A rain gauge at Kahuranaki, south of Havelock North, recorded more than 30mm of rain after 4pm, yet just a short while earlier the temperature at Hawke's Bay Airport hit 32.9C - the highest March temperature known in Napier in at least 108 years.
The thunderstorms, which MetService meteorologist John Law said occurred in a band south of Cape Kidnappers to Southern Hawke's Bay, had not been predicted, although some rain similar to that of the weekend was forecast.
But the temperatures exceeding 30C signalled in MetService forecasts since early last week were surpassed, with the city temperatures hitting 32.7C in Napier and 32.6C in Hastings, with 31.2C being recorded in Gisborne.
Climate agency NIWA said the previous highest March temperature in the 40 years of the airport weather station was 32.3C on March 9, 1983.
Yesterday's maximum in Hastings was a record for its station since recordings were first taken there in 1981, the previous high having been 31.8C, also on March 9, 1983.
NIWA said that at Nelson Park in Napier, for which weather statistics dated back to 1905, the record March temperature had been 32.8C, on March 3, 1948.
Mr Law said the thunderstorms began occurring about 4pm and later Kahuranaki Station manager Paul Robinson checked the rain gauge for Hawke's Bay Today and reported 32mm - the first rain on the farm in more than two months.
It spilled from the gutters as he was crutching under cover, and he said: "It let fly for over an hour, and then it had 2 or 3 goes at it."
While the thunderstorm wasn't forecast (although some rain was expected), Mr Robinson wasn't surprised as the weather pattern unfolded during the day.
"It was on the cards: By Jesus it was hot," he said at the station where there had been little rain since September and where the drought was already in full swing when the Hawke's Bay dog trial season started there on January 31.

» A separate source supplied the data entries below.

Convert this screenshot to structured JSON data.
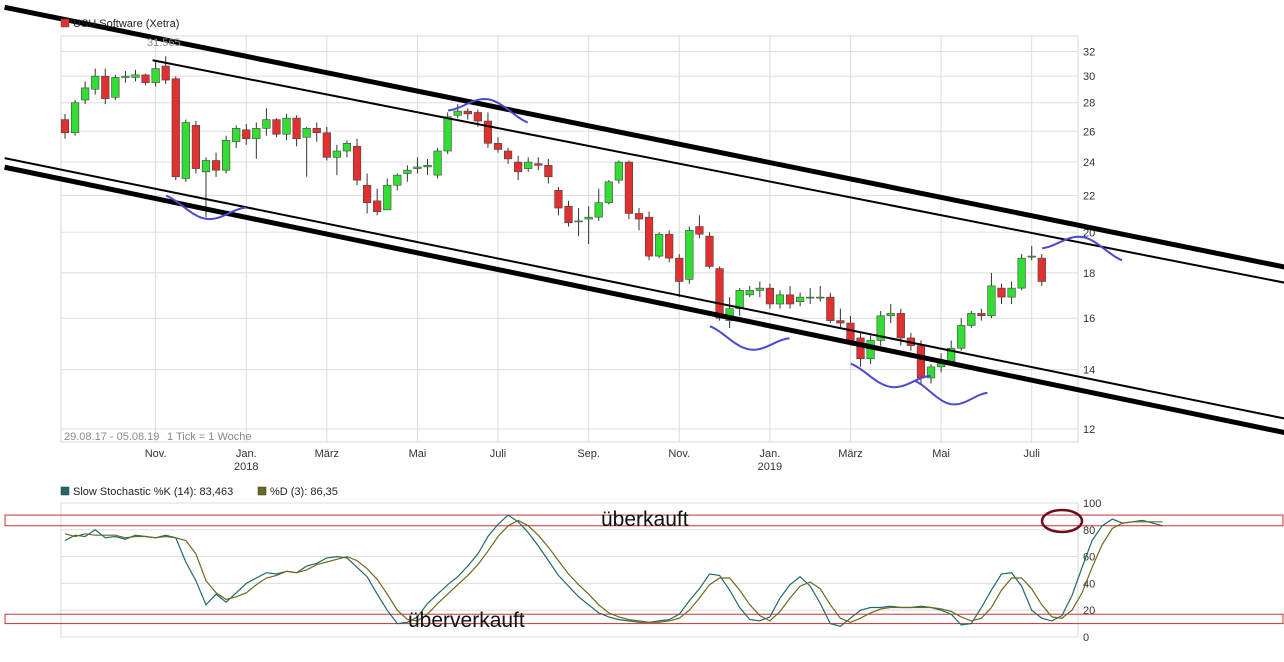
{
  "chart_data": [
    {
      "type": "candlestick",
      "legend": {
        "label": "USU Software (Xetra)",
        "color": "#e03030"
      },
      "price_high_label": "31.565",
      "range_caption": "29.08.17 - 05.08.19",
      "tick_caption": "1 Tick = 1 Woche",
      "y_scale": "log",
      "ylim": [
        11.6,
        33.3
      ],
      "y_ticks": [
        12,
        14,
        16,
        18,
        20,
        22,
        24,
        26,
        28,
        30,
        32
      ],
      "x_ticks": [
        {
          "label": "Nov.",
          "sublabel": "",
          "week": 9
        },
        {
          "label": "Jan.",
          "sublabel": "2018",
          "week": 18
        },
        {
          "label": "März",
          "sublabel": "",
          "week": 26
        },
        {
          "label": "Mai",
          "sublabel": "",
          "week": 35
        },
        {
          "label": "Juli",
          "sublabel": "",
          "week": 43
        },
        {
          "label": "Sep.",
          "sublabel": "",
          "week": 52
        },
        {
          "label": "Nov.",
          "sublabel": "",
          "week": 61
        },
        {
          "label": "Jan.",
          "sublabel": "2019",
          "week": 70
        },
        {
          "label": "März",
          "sublabel": "",
          "week": 78
        },
        {
          "label": "Mai",
          "sublabel": "",
          "week": 87
        },
        {
          "label": "Juli",
          "sublabel": "",
          "week": 96
        }
      ],
      "candles": [
        [
          26.8,
          25.9,
          27.2,
          25.5
        ],
        [
          25.9,
          28.0,
          28.2,
          25.7
        ],
        [
          28.2,
          29.1,
          29.6,
          27.9
        ],
        [
          29.0,
          30.0,
          30.6,
          28.6
        ],
        [
          30.0,
          28.3,
          30.6,
          27.9
        ],
        [
          28.4,
          29.9,
          30.1,
          28.2
        ],
        [
          29.9,
          30.0,
          30.4,
          29.5
        ],
        [
          29.9,
          30.1,
          30.5,
          29.6
        ],
        [
          30.1,
          29.5,
          30.2,
          29.3
        ],
        [
          29.5,
          30.6,
          31.3,
          29.2
        ],
        [
          30.8,
          29.7,
          31.6,
          29.4
        ],
        [
          29.8,
          23.1,
          30.0,
          22.9
        ],
        [
          23.0,
          26.6,
          26.8,
          22.8
        ],
        [
          26.4,
          23.6,
          26.7,
          23.3
        ],
        [
          23.4,
          24.1,
          24.3,
          20.8
        ],
        [
          24.1,
          23.5,
          24.6,
          23.1
        ],
        [
          23.5,
          25.4,
          25.7,
          23.3
        ],
        [
          25.3,
          26.2,
          26.4,
          24.9
        ],
        [
          26.1,
          25.5,
          26.5,
          25.1
        ],
        [
          25.5,
          26.2,
          26.6,
          24.2
        ],
        [
          26.2,
          26.8,
          27.6,
          25.7
        ],
        [
          26.8,
          25.8,
          26.9,
          25.6
        ],
        [
          25.8,
          26.9,
          27.2,
          25.4
        ],
        [
          26.9,
          25.5,
          27.1,
          25.0
        ],
        [
          25.6,
          26.2,
          26.3,
          23.1
        ],
        [
          26.2,
          25.9,
          26.6,
          25.3
        ],
        [
          25.9,
          24.3,
          26.3,
          24.1
        ],
        [
          24.3,
          24.7,
          25.1,
          23.2
        ],
        [
          24.7,
          25.2,
          25.4,
          24.3
        ],
        [
          25.0,
          22.9,
          25.5,
          22.6
        ],
        [
          22.6,
          21.6,
          23.3,
          21.0
        ],
        [
          21.7,
          21.1,
          22.4,
          20.9
        ],
        [
          21.2,
          22.6,
          23.0,
          21.2
        ],
        [
          22.6,
          23.2,
          23.3,
          22.3
        ],
        [
          23.3,
          23.5,
          23.8,
          22.8
        ],
        [
          23.6,
          23.7,
          24.3,
          23.3
        ],
        [
          23.7,
          23.8,
          24.2,
          23.2
        ],
        [
          23.2,
          24.7,
          24.9,
          23.0
        ],
        [
          24.7,
          27.0,
          27.3,
          24.5
        ],
        [
          27.1,
          27.4,
          27.9,
          26.9
        ],
        [
          27.4,
          27.2,
          27.6,
          26.8
        ],
        [
          27.3,
          26.7,
          27.5,
          26.3
        ],
        [
          26.7,
          25.2,
          27.3,
          24.9
        ],
        [
          25.2,
          24.8,
          25.6,
          24.6
        ],
        [
          24.7,
          24.2,
          24.9,
          23.9
        ],
        [
          24.0,
          23.4,
          24.4,
          22.9
        ],
        [
          23.6,
          24.0,
          24.3,
          23.4
        ],
        [
          23.9,
          23.8,
          24.3,
          23.5
        ],
        [
          23.8,
          23.1,
          24.2,
          22.7
        ],
        [
          22.3,
          21.3,
          22.5,
          20.9
        ],
        [
          21.4,
          20.5,
          21.7,
          20.3
        ],
        [
          20.6,
          20.6,
          21.3,
          19.8
        ],
        [
          20.7,
          20.8,
          21.4,
          19.4
        ],
        [
          20.8,
          21.6,
          22.4,
          20.6
        ],
        [
          21.6,
          22.8,
          22.9,
          21.5
        ],
        [
          22.9,
          24.0,
          24.1,
          22.7
        ],
        [
          24.0,
          21.0,
          24.1,
          20.7
        ],
        [
          21.0,
          20.7,
          21.3,
          20.1
        ],
        [
          20.8,
          18.8,
          21.1,
          18.6
        ],
        [
          18.8,
          19.9,
          20.0,
          18.7
        ],
        [
          19.9,
          18.7,
          20.1,
          18.5
        ],
        [
          18.7,
          17.6,
          18.9,
          16.9
        ],
        [
          17.7,
          20.1,
          20.3,
          17.5
        ],
        [
          20.3,
          19.9,
          20.9,
          19.7
        ],
        [
          19.8,
          18.3,
          20.0,
          18.2
        ],
        [
          18.2,
          16.0,
          18.3,
          15.9
        ],
        [
          15.9,
          16.4,
          16.9,
          15.6
        ],
        [
          16.4,
          17.2,
          17.3,
          16.1
        ],
        [
          17.0,
          17.2,
          17.4,
          16.9
        ],
        [
          17.2,
          17.3,
          17.6,
          16.9
        ],
        [
          17.3,
          16.6,
          17.5,
          16.4
        ],
        [
          16.6,
          17.0,
          17.2,
          16.4
        ],
        [
          17.0,
          16.6,
          17.4,
          16.4
        ],
        [
          16.7,
          16.9,
          17.1,
          16.5
        ],
        [
          16.9,
          16.9,
          17.3,
          16.6
        ],
        [
          16.9,
          16.9,
          17.4,
          16.7
        ],
        [
          16.9,
          15.9,
          17.1,
          15.8
        ],
        [
          15.9,
          15.8,
          16.4,
          15.6
        ],
        [
          15.8,
          15.1,
          16.1,
          14.9
        ],
        [
          15.2,
          14.4,
          15.4,
          14.1
        ],
        [
          14.4,
          15.1,
          15.3,
          14.2
        ],
        [
          15.1,
          16.1,
          16.3,
          14.9
        ],
        [
          16.1,
          16.2,
          16.6,
          15.8
        ],
        [
          16.2,
          15.2,
          16.4,
          14.9
        ],
        [
          15.2,
          14.9,
          15.4,
          14.7
        ],
        [
          14.9,
          13.7,
          15.1,
          13.5
        ],
        [
          13.7,
          14.1,
          14.2,
          13.5
        ],
        [
          14.1,
          14.3,
          14.6,
          13.9
        ],
        [
          14.3,
          14.8,
          15.1,
          14.2
        ],
        [
          14.8,
          15.7,
          16.0,
          14.7
        ],
        [
          15.7,
          16.2,
          16.3,
          15.6
        ],
        [
          16.2,
          16.1,
          16.4,
          15.9
        ],
        [
          16.1,
          17.4,
          18.0,
          16.0
        ],
        [
          17.3,
          16.9,
          17.5,
          16.6
        ],
        [
          16.9,
          17.3,
          17.6,
          16.6
        ],
        [
          17.3,
          18.7,
          18.9,
          17.2
        ],
        [
          18.8,
          18.8,
          19.3,
          18.6
        ],
        [
          18.7,
          17.6,
          18.9,
          17.4
        ]
      ],
      "trend_channel": {
        "upper_outer": [
          [
            -6,
            35.88
          ],
          [
            128.5,
            17.57
          ]
        ],
        "upper_inner": [
          [
            8.7,
            31.27
          ],
          [
            128.3,
            16.91
          ]
        ],
        "lower_outer": [
          [
            -6,
            23.68
          ],
          [
            128.5,
            11.42
          ]
        ],
        "lower_inner": [
          [
            -6,
            24.25
          ],
          [
            128.4,
            11.86
          ]
        ]
      },
      "highlight_arcs": [
        {
          "center_week": 14,
          "price": 21.2,
          "half_width_weeks": 3.3,
          "direction": "down"
        },
        {
          "center_week": 42,
          "price": 27.6,
          "half_width_weeks": 3.3,
          "direction": "up"
        },
        {
          "center_week": 68,
          "price": 15.1,
          "half_width_weeks": 3.3,
          "direction": "down"
        },
        {
          "center_week": 82,
          "price": 13.7,
          "half_width_weeks": 3.3,
          "direction": "down"
        },
        {
          "center_week": 88,
          "price": 13.1,
          "half_width_weeks": 3.0,
          "direction": "down"
        },
        {
          "center_week": 101,
          "price": 19.3,
          "half_width_weeks": 3.3,
          "direction": "up"
        }
      ],
      "colors": {
        "up": "#33dd33",
        "down": "#e03030",
        "wick": "#333333",
        "channel": "#000000",
        "arc": "#4a4ad0",
        "grid": "#dddddd"
      }
    },
    {
      "type": "line",
      "title_k": "Slow Stochastic %K (14): 83,463",
      "title_d": "%D (3): 86,35",
      "ylim": [
        0,
        100
      ],
      "y_ticks": [
        0,
        20,
        40,
        60,
        80,
        100
      ],
      "series": [
        {
          "name": "Slow Stochastic %K (14): 83,463",
          "color": "#1e6a6a",
          "values": [
            72,
            76,
            75,
            80,
            74,
            75,
            73,
            76,
            75,
            74,
            76,
            74,
            56,
            42,
            24,
            32,
            26,
            33,
            40,
            44,
            48,
            47,
            49,
            48,
            53,
            55,
            59,
            60,
            59,
            52,
            45,
            32,
            20,
            10,
            11,
            15,
            25,
            32,
            39,
            45,
            53,
            62,
            75,
            84,
            91,
            86,
            78,
            68,
            57,
            46,
            38,
            30,
            24,
            18,
            15,
            13,
            12,
            11,
            11,
            12,
            13,
            17,
            27,
            36,
            47,
            46,
            35,
            22,
            13,
            12,
            15,
            29,
            39,
            45,
            38,
            25,
            10,
            8,
            14,
            20,
            22,
            22,
            23,
            22,
            22,
            23,
            22,
            20,
            17,
            9,
            10,
            22,
            35,
            47,
            48,
            38,
            20,
            14,
            12,
            16,
            31,
            52,
            72,
            83,
            88,
            85,
            86,
            87,
            85,
            83
          ]
        },
        {
          "name": "%D (3): 86,35",
          "color": "#6a6a1e",
          "values": [
            77,
            75,
            77,
            76,
            76,
            76,
            74,
            75,
            75,
            74,
            75,
            74,
            72,
            62,
            42,
            33,
            28,
            30,
            33,
            39,
            44,
            46,
            49,
            48,
            50,
            54,
            56,
            58,
            60,
            57,
            51,
            43,
            32,
            20,
            13,
            12,
            17,
            25,
            32,
            39,
            46,
            54,
            64,
            75,
            83,
            87,
            83,
            76,
            67,
            57,
            47,
            39,
            32,
            24,
            18,
            15,
            13,
            12,
            11,
            11,
            12,
            14,
            20,
            29,
            39,
            44,
            44,
            35,
            24,
            16,
            12,
            19,
            29,
            38,
            41,
            36,
            24,
            14,
            11,
            14,
            18,
            21,
            22,
            22,
            22,
            22,
            22,
            21,
            19,
            15,
            12,
            14,
            22,
            35,
            44,
            44,
            36,
            24,
            15,
            14,
            20,
            33,
            52,
            69,
            81,
            85,
            86,
            86,
            86,
            86
          ]
        }
      ],
      "zones": [
        {
          "label": "überkauft",
          "ymin": 83,
          "ymax": 91
        },
        {
          "label": "überverkauft",
          "ymin": 10,
          "ymax": 17
        }
      ],
      "marker": {
        "week": 100.5,
        "value": 88,
        "color": "#6e0c1c"
      }
    }
  ]
}
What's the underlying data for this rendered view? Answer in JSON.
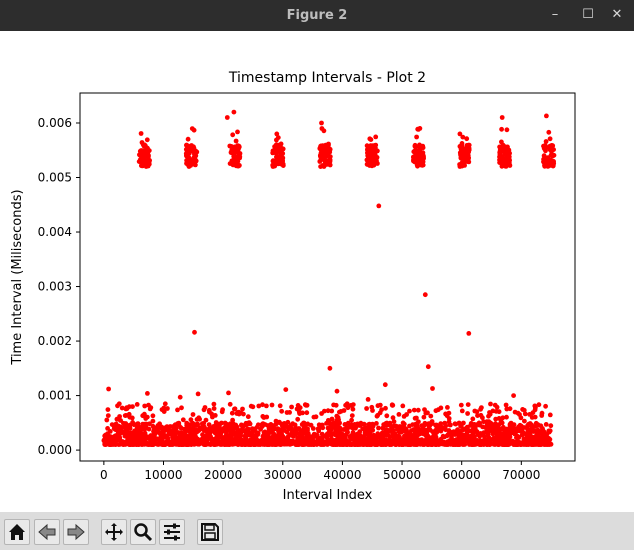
{
  "window": {
    "title": "Figure 2"
  },
  "window_controls": {
    "minimize": "–",
    "maximize": "☐",
    "close": "✕"
  },
  "toolbar": {
    "buttons": [
      "home",
      "back",
      "forward",
      "pan",
      "zoom",
      "configure-subplots",
      "save"
    ]
  },
  "colors": {
    "points": "#ff0000",
    "titlebar": "#2d2d2d",
    "toolbar": "#dcdcdc"
  },
  "chart_data": {
    "type": "scatter",
    "title": "Timestamp Intervals - Plot 2",
    "xlabel": "Interval Index",
    "ylabel": "Time Interval (Miliseconds)",
    "xlim": [
      -4000,
      79000
    ],
    "ylim": [
      -0.0002,
      0.00655
    ],
    "xticks": [
      0,
      10000,
      20000,
      30000,
      40000,
      50000,
      60000,
      70000
    ],
    "xtick_labels": [
      "0",
      "10000",
      "20000",
      "30000",
      "40000",
      "50000",
      "60000",
      "70000"
    ],
    "yticks": [
      0,
      0.001,
      0.002,
      0.003,
      0.004,
      0.005,
      0.006
    ],
    "ytick_labels": [
      "0.000",
      "0.001",
      "0.002",
      "0.003",
      "0.004",
      "0.005",
      "0.006"
    ],
    "grid": false,
    "color": "#ff0000",
    "baseline_band": {
      "x_range": [
        0,
        75000
      ],
      "y_range": [
        0.0001,
        0.0005
      ],
      "note_points_dense": true
    },
    "clusters": [
      {
        "x_center": 6800,
        "y_range": [
          0.0052,
          0.0056
        ]
      },
      {
        "x_center": 14700,
        "y_range": [
          0.0052,
          0.0056
        ]
      },
      {
        "x_center": 22000,
        "y_range": [
          0.0052,
          0.0056
        ]
      },
      {
        "x_center": 29200,
        "y_range": [
          0.0052,
          0.0056
        ]
      },
      {
        "x_center": 37100,
        "y_range": [
          0.0052,
          0.0056
        ]
      },
      {
        "x_center": 45000,
        "y_range": [
          0.0052,
          0.0056
        ]
      },
      {
        "x_center": 52800,
        "y_range": [
          0.0052,
          0.0056
        ]
      },
      {
        "x_center": 60400,
        "y_range": [
          0.0052,
          0.0056
        ]
      },
      {
        "x_center": 67200,
        "y_range": [
          0.0052,
          0.0056
        ]
      },
      {
        "x_center": 74600,
        "y_range": [
          0.0052,
          0.0056
        ]
      }
    ],
    "outliers": [
      {
        "x": 800,
        "y": 0.00112
      },
      {
        "x": 7300,
        "y": 0.00104
      },
      {
        "x": 12800,
        "y": 0.00097
      },
      {
        "x": 15200,
        "y": 0.00216
      },
      {
        "x": 15800,
        "y": 0.00103
      },
      {
        "x": 20900,
        "y": 0.00105
      },
      {
        "x": 20700,
        "y": 0.0061
      },
      {
        "x": 21800,
        "y": 0.0062
      },
      {
        "x": 29000,
        "y": 0.0058
      },
      {
        "x": 30500,
        "y": 0.00111
      },
      {
        "x": 36500,
        "y": 0.006
      },
      {
        "x": 37900,
        "y": 0.0015
      },
      {
        "x": 39100,
        "y": 0.00108
      },
      {
        "x": 44300,
        "y": 0.00093
      },
      {
        "x": 46100,
        "y": 0.00448
      },
      {
        "x": 47200,
        "y": 0.0012
      },
      {
        "x": 53000,
        "y": 0.0059
      },
      {
        "x": 53900,
        "y": 0.00285
      },
      {
        "x": 54400,
        "y": 0.00153
      },
      {
        "x": 55100,
        "y": 0.00113
      },
      {
        "x": 59700,
        "y": 0.0058
      },
      {
        "x": 61200,
        "y": 0.00214
      },
      {
        "x": 66800,
        "y": 0.0061
      },
      {
        "x": 68700,
        "y": 0.001
      },
      {
        "x": 74200,
        "y": 0.00613
      }
    ]
  }
}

In Southern Hawke's Bay, Sam Morrah recorded 16mm in less than an hour at Ohineumeri, near Wallingford. At Porangahau, farmers at a volunteer fire brigade gathering early last night said rain had fallen over most of the district, in and around the coastal township.
However, local fire chief John Galbraith commented that, despite the drought, his brigade had attended just one grass fire since January 1.
"I remember one drought where we went to six in one afternoon - we had hoses spread out all over the district," he said. "Everyone's being pretty careful this time."
Yesterday's rain wasn't enough to break the drought, but it was "a start", Mr Robinson said. He was looking forward to more rain today.